Roger's wife Margie has stuck by her husband. She is struggling to understand his condition.

"4th of July, people behind us were letting off M-80's. He had dosed off in the chair. He literally flew out of the chair and crouched down and looked around it. It took him a few seconds to realize he was at home," says Margie Brown.

According to the Veterans Administration, roughly one out of every ten Iraqi or Afghan veterans suffers from post traumatic stress disorder. Locally, the Bakersfield VA Clinic treats nearly 150 from the two most recent wars. Over 100 vets total seek help. The numbers are growing.

"Many people think of PTSD as a normal reaction to an abnormal event, " says Doctor Rachel Kimerling. She is a clinical psychologist at the National Center for PTSD in Menlo Park, near San Jose. She is also a nationally renown expert in the field of PTSD treatment.

"We can think of it as the mind's way of processing information that we don't expect an we're not used to. So, after witnessing violence or experiencing a threat to your own life, the difficulty in processing that can lead to people to have repeated recollections, thoughts, dreams about it, very distressing." says Kimerling.

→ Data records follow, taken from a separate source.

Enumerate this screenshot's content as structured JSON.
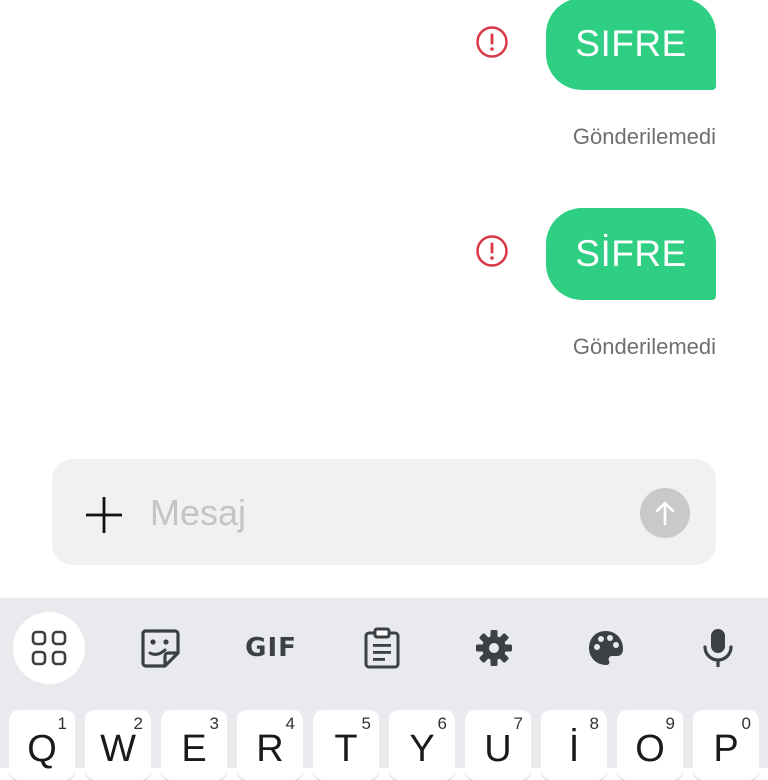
{
  "messages": [
    {
      "text": "SIFRE",
      "status": "Gönderilemedi",
      "error_icon": "error-circle-icon"
    },
    {
      "text": "SİFRE",
      "status": "Gönderilemedi",
      "error_icon": "error-circle-icon"
    }
  ],
  "composer": {
    "placeholder": "Mesaj",
    "add_icon": "plus-icon",
    "send_icon": "arrow-up-icon"
  },
  "keyboard": {
    "toolbar": [
      {
        "icon": "apps-grid-icon"
      },
      {
        "icon": "sticker-icon"
      },
      {
        "icon": "gif-icon",
        "label": "GIF"
      },
      {
        "icon": "clipboard-icon"
      },
      {
        "icon": "settings-gear-icon"
      },
      {
        "icon": "palette-icon"
      },
      {
        "icon": "microphone-icon"
      }
    ],
    "keys": [
      {
        "label": "Q",
        "hint": "1"
      },
      {
        "label": "W",
        "hint": "2"
      },
      {
        "label": "E",
        "hint": "3"
      },
      {
        "label": "R",
        "hint": "4"
      },
      {
        "label": "T",
        "hint": "5"
      },
      {
        "label": "Y",
        "hint": "6"
      },
      {
        "label": "U",
        "hint": "7"
      },
      {
        "label": "İ",
        "hint": "8"
      },
      {
        "label": "O",
        "hint": "9"
      },
      {
        "label": "P",
        "hint": "0"
      }
    ]
  },
  "colors": {
    "bubble": "#2ecf82",
    "error": "#d93848",
    "keyboard_bg": "#e8eaed"
  }
}
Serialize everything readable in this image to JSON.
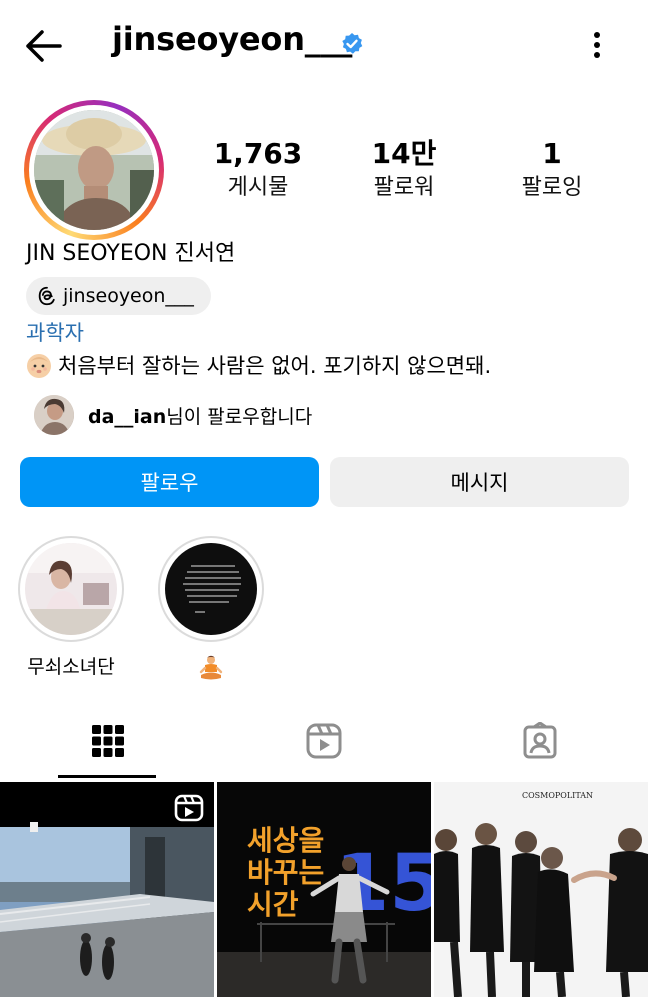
{
  "header": {
    "username": "jinseoyeon___",
    "back_icon": "back-arrow-icon",
    "verified_icon": "verified-badge-icon",
    "more_icon": "more-vertical-icon",
    "verified_color": "#3897f0"
  },
  "stats": [
    {
      "value": "1,763",
      "label": "게시물"
    },
    {
      "value": "14만",
      "label": "팔로워"
    },
    {
      "value": "1",
      "label": "팔로잉"
    }
  ],
  "profile": {
    "full_name": "JIN SEOYEON 진서연",
    "threads_handle": "jinseoyeon___",
    "category": "과학자",
    "bio": "처음부터 잘하는 사람은 없어. 포기하지 않으면돼."
  },
  "followed_by": {
    "username": "da__ian",
    "suffix": "님이 팔로우합니다"
  },
  "actions": {
    "follow_label": "팔로우",
    "message_label": "메시지",
    "follow_color": "#0095f6"
  },
  "highlights": [
    {
      "label": "무쇠소녀단"
    },
    {
      "label": ""
    }
  ],
  "tabs": [
    "grid-icon",
    "reels-icon",
    "tagged-icon"
  ],
  "posts": [
    {
      "type": "reel"
    },
    {
      "type": "image",
      "text_line1": "세상을",
      "text_line2": "바꾸는",
      "text_line3": "시간",
      "number": "15"
    },
    {
      "type": "image",
      "caption": "COSMOPOLITAN"
    }
  ]
}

During the Civil War, it was labeled as "Nostalgia or Soldier's Heart."

In World War One it was called, "Shell Shocked." In World War Two, it was labeled as "Combat Fatigue."

But the symptoms are always the same: easily startled, becoming emotionally numb, losing interest in things once enjoyable, irritability, aggressive or violent behavior, difficulty sleeping or concentrating, and flashbacks, reliving an event throughout the day and in nightmares.

For Roger Brown, his nightmare is the aftermath of Americans killed on the battlefield.

"Do you think he'll ever return back to who he was before he left?" we asked.

"Probably not. He's probably going to be different for the rest of his life. We've had to learn how to adjust to deal with things."

Roger purposely didn't get to know anyone too closely while serving in Iraq. Today, he corresponds with no one. He's on several medications to help deal with the disorder. Despite his struggle with PTSD, he remains in the Army National Guard.